Nas mensagens, a "modelo" dizia ser chinesa e moradora de Bangkok, na Tailândia. O brasileiro relatou que ficou quatro dias escrevendo o roteiro que usaria nos golpes.
"Todo dia eles torturaram pessoas. Colocavam música chinesa muito alta e levavam as pessoas para uma sala do RH, onde eram espancadas. Eu tinha meta para bater. A primeira foi de US$ 5 mil e antes da fuga estava em US$ 10 mil", disse Phelipe de Moura Ferreira, 26.
Os brasileiros ficaram mais de três meses reféns após aceitarem supostas propostas promissoras de emprego na Tailândia. Phelipe e Luckas ficaram presos em uma fábrica em Myawaddy, entre outubro e novembro de 2024, onde eram forçados a trabalhar 15 horas por dia.
Phelipe disse que já conhecia o caso de Luckas Viana dos Santos quando recebeu a proposta de emprego.
"Eu não conhecia o Luckas. Eu tinha visto a reportagem do Luckas, mas não imaginei que iria para o mesmo lugar. Eu recebi a proposta quando estava no Uruguai trabalhando. Como eu já tive uma experiência com uma empresa chinesa, e a proposta era muito boa, muito atraente, eu resolvi ir", explicou.
"Eu percebi que tinha algo estranho quando a gente trocou de carro. Foi nessa hora que eu mandei mensagem para um amigo, e mandei minha localização. Após a troca, eu fui dormir em um hotel, quando foi 8h a chefe da empresa entrou em contato e disse que outro carro iria me buscar. Eu estava desconfiado, mas não resisti. Me levaram para uma casa no meio do nada, depois andei de carro por mais umas 3 horas e cheguei em um campo [...] vi um monte de cara armado", conta Phelip.
O brasileiro mostrou, ainda, hematomas nas pernas, mas disse que "não sofreu tanta agressão". "Fiz o máximo para não ser agredido", relatou.
Atraído por proposta de R$ 2.000, Phelipe foi obrigado a assinar um contrato quando chegou ao cativeiro.

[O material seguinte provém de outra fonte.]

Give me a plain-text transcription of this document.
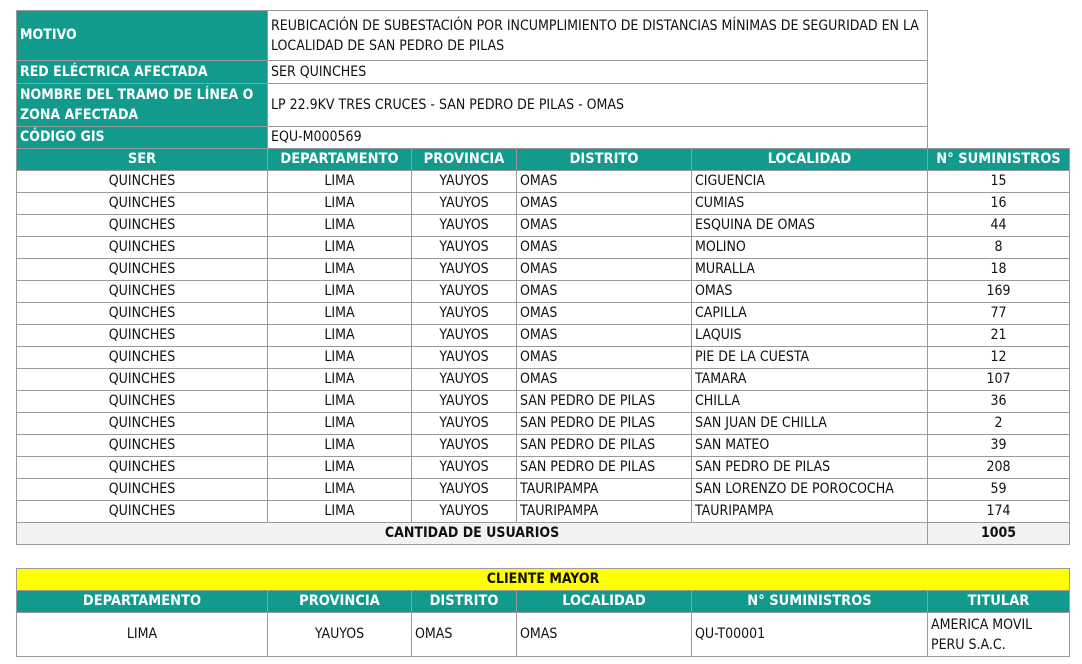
MOTIVO	REUBICACIÓN DE SUBESTACIÓN POR INCUMPLIMIENTO DE DISTANCIAS MÍNIMAS DE SEGURIDAD EN LA LOCALIDAD DE SAN PEDRO DE PILAS				
RED ELÉCTRICA AFECTADA	SER QUINCHES				
NOMBRE DEL TRAMO DE LÍNEA O ZONA AFECTADA	LP 22.9KV TRES CRUCES - SAN PEDRO DE PILAS - OMAS				
CÓDIGO GIS	EQU-M000569				
SER	DEPARTAMENTO	PROVINCIA	DISTRITO	LOCALIDAD	N° SUMINISTROS
QUINCHES	LIMA	YAUYOS	OMAS	CIGUENCIA	15
QUINCHES	LIMA	YAUYOS	OMAS	CUMIAS	16
QUINCHES	LIMA	YAUYOS	OMAS	ESQUINA DE OMAS	44
QUINCHES	LIMA	YAUYOS	OMAS	MOLINO	8
QUINCHES	LIMA	YAUYOS	OMAS	MURALLA	18
QUINCHES	LIMA	YAUYOS	OMAS	OMAS	169
QUINCHES	LIMA	YAUYOS	OMAS	CAPILLA	77
QUINCHES	LIMA	YAUYOS	OMAS	LAQUIS	21
QUINCHES	LIMA	YAUYOS	OMAS	PIE DE LA CUESTA	12
QUINCHES	LIMA	YAUYOS	OMAS	TAMARA	107
QUINCHES	LIMA	YAUYOS	SAN PEDRO DE PILAS	CHILLA	36
QUINCHES	LIMA	YAUYOS	SAN PEDRO DE PILAS	SAN JUAN DE CHILLA	2
QUINCHES	LIMA	YAUYOS	SAN PEDRO DE PILAS	SAN MATEO	39
QUINCHES	LIMA	YAUYOS	SAN PEDRO DE PILAS	SAN PEDRO DE PILAS	208
QUINCHES	LIMA	YAUYOS	TAURIPAMPA	SAN LORENZO DE POROCOCHA	59
QUINCHES	LIMA	YAUYOS	TAURIPAMPA	TAURIPAMPA	174
CANTIDAD DE USUARIOS					1005
CLIENTE MAYOR					
DEPARTAMENTO	PROVINCIA	DISTRITO	LOCALIDAD	N° SUMINISTROS	TITULAR
LIMA	YAUYOS	OMAS	OMAS	QU-T00001	AMERICA MOVIL PERU S.A.C.
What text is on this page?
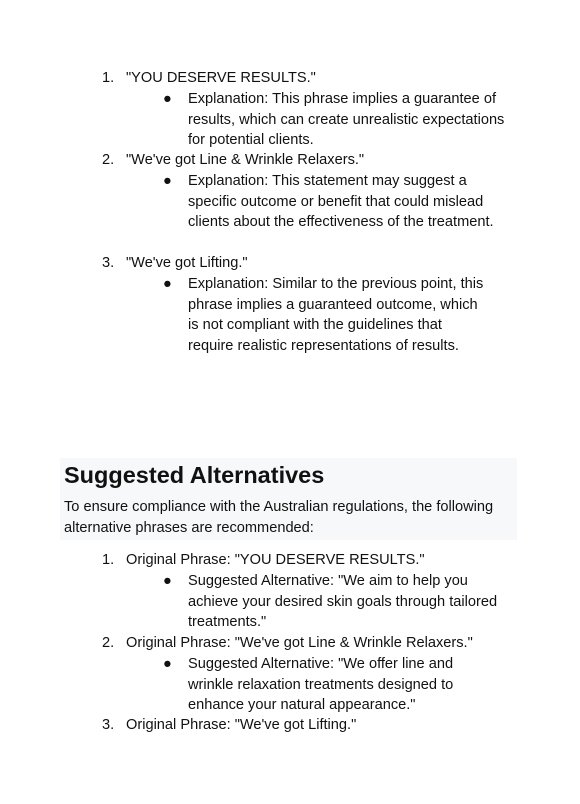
1. "YOU DESERVE RESULTS."
●	Explanation: This phrase implies a guarantee of results, which can create unrealistic expectations for potential clients.
2. "We've got Line & Wrinkle Relaxers."
●	Explanation: This statement may suggest a specific outcome or benefit that could mislead clients about the effectiveness of the treatment.
3. "We've got Lifting."
●	Explanation: Similar to the previous point, this phrase implies a guaranteed outcome, which is not compliant with the guidelines that require realistic representations of results.
Suggested Alternatives
To ensure compliance with the Australian regulations, the following alternative phrases are recommended:
1. Original Phrase: "YOU DESERVE RESULTS."
●	Suggested Alternative: "We aim to help you achieve your desired skin goals through tailored treatments."
2. Original Phrase: "We've got Line & Wrinkle Relaxers."
●	Suggested Alternative: "We offer line and wrinkle relaxation treatments designed to enhance your natural appearance."
3. Original Phrase: "We've got Lifting."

"Eu assinei o 'contrato', porque o contrato é falso, e aí foi lá que percebi que eu tinha caído numa cilada, porque o salário que eles tinham comentado comigo, que era de R$ 2.000, para falar a verdade, era R$ 780. E lá no contrato estava explicando que a gente não tinha salário, que a gente tinha só uma comissão e que a gente tinha que trabalhar para receber essa comissão", explicou.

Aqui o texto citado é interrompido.